Kepolisian Resor Mamuju berhasil menangkap Sandi (35), pelaku pemerkosaan terhadap seorang remaja perempuan penyandang disabilitas berusia 15 tahun di Kabupaten Mamuju. Pelaku sempat melarikan diri dan bersembunyi di dalam hutan selama lima hari pasca kejahatannya terbongkar.
Menurut Kasi Humas Polresta Mamuju, Ipda Herman Basir, penangkapan dilakukan pada Rabu (17/12/2025) setelah pelaku berhasil dilokalisir. “Saat ini pelaku masih menjalani pemeriksaan intensif untuk mengungkap secara lengkap peristiwa ini,” jelas Herman, Kamis (18/12/2025.
Dari hasil penyelidikan sementara, kejadian pemerkosaan remaja disabilitas ini berawal pada Sabtu (13/12/2025) di rumah korban di Kecamatan Kalumpang.

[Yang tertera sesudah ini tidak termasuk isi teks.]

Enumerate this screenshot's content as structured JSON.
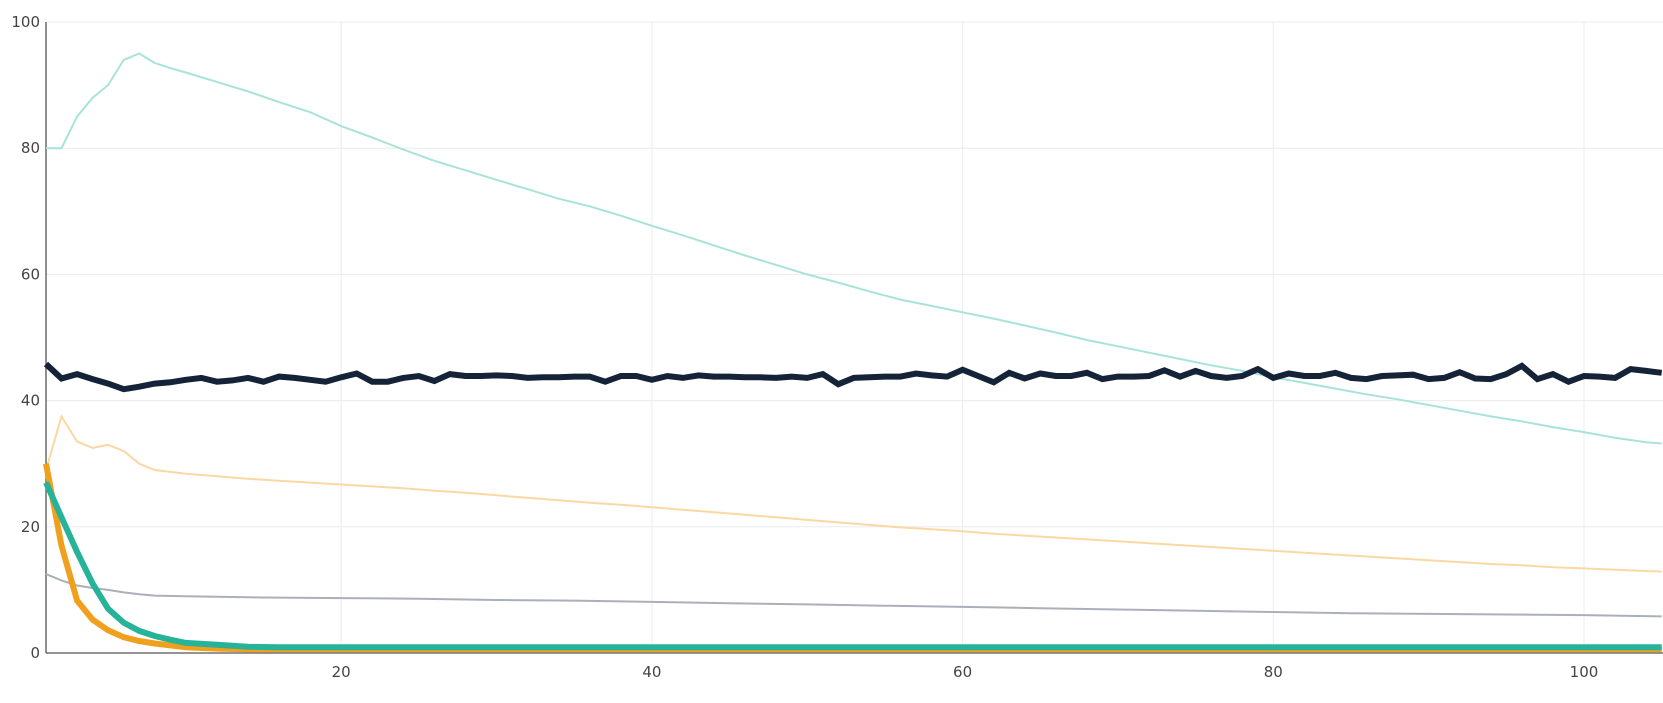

Pelaku diduga memanfaatkan keadaan saat korban sedang sendirian karena orang tuanya pergi ke kebun. Sandi kemudian memaksa masuk dan melakukan tindakan kekerasan seksual terhadap korban.
Kasus ini mulai terungkap setelah korban memberanikan diri melaporkan peristiwa tersebut kepada orang tuanya. “Korban adalah anak perempuan berusia 15 tahun yang merupakan penyandang disabilitas,” tegas Herman, menegaskan kondisi rentan korban.
Setelah laporan diterima, polisi langsung melakukan pencarian. Pelaku diketahui kabur dan bersembunyi di area hutan sekitar sebelum akhirnya bisa diamankan. Proses hukum kini sedang berjalan untuk menjerat pelaku dengan pasal yang berlapis, mengingat usia korban yang masih di bawah umur dan kondisinya sebagai penyandang disabilitas.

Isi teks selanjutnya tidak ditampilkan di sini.